The Fault in Our Recommendations: On the Perils of Optimizing the Measurable
Omar Besbes, Yash Kanoria, Akshit Kumar
TL;DR
The paper demonstrates a fundamental misalignment between engagement maximization and user utility in recommendation systems. It analyzes a stylized infinite-horizon model with popular and niche items, showing that engagement-optimized policies can underperform on utility, especially when niche value is uncertain but potentially high for a minority. Introducing PEAR, a utility-aware exploratory policy, the authors prove that near-optimal utility can be achieved with only modest engagement sacrifices, and that this advantage grows as platforms become more forward-looking.

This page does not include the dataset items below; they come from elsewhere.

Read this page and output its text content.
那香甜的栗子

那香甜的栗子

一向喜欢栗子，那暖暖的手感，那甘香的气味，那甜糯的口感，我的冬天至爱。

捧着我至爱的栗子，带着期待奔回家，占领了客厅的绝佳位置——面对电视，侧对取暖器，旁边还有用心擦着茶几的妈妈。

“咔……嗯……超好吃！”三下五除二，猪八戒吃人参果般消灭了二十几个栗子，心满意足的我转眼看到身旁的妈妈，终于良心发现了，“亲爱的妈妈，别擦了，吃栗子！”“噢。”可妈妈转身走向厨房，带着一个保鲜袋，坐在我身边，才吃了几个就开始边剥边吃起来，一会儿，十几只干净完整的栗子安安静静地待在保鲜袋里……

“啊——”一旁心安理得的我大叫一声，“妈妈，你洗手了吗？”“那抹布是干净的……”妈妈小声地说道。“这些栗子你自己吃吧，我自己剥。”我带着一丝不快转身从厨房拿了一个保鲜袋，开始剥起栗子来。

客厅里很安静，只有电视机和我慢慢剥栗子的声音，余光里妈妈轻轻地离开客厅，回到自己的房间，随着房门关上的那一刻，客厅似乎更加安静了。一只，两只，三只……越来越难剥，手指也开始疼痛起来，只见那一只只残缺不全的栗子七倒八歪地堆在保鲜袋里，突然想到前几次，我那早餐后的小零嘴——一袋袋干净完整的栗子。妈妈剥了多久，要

Robustness checks with general distributions and prior-free policies (DICE) show that exploration can substantially improve utility without large engagement penalties in many regimes, highlighting a practical path to better long-term discovery in recommender systems.
Abstract
Recommendation systems are widespread, and through customized recommendations, promise to match users with options they will like. To that end, data on engagement is collected and used. Most recommendation systems are ranking-based, where they rank and recommend items based on their predicted engagement. However, the engagement signals are often only a crude proxy for utility, as data on the latter is rarely collected or available. This paper explores the following question: By optimizing for measurable proxies, are recommendation systems at risk of significantly under-delivering on utility? If so, how can one improve utility which is seldom measured? To study these questions, we introduce a model of repeated user consumption in which, at each interaction, users select between an outside option and the best option from a recommendation set. Our model accounts for user heterogeneity, with the majority preferring ``popular'' content, and a minority favoring ``niche'' content. The system initially lacks knowledge of individual user preferences but can learn them through observations of users' choices over time. Our theoretical and numerical analysis demonstrate that optimizing for engagement can lead to significant utility losses. Instead, we propose a utility-aware policy that initially recommends a mix of popular and niche content. As the platform becomes more forward-looking, our utility-aware policy achieves the best of both worlds: near-optimal utility and near-optimal engagement simultaneously. Our study elucidates an important feature of recommendation systems; given the ability to suggest multiple items, one can perform significant exploration without incurring significant reductions in engagement. By recommending high-risk, high-reward items alongside popular items, systems can enhance discovery of high utility items without significantly affecting engagement.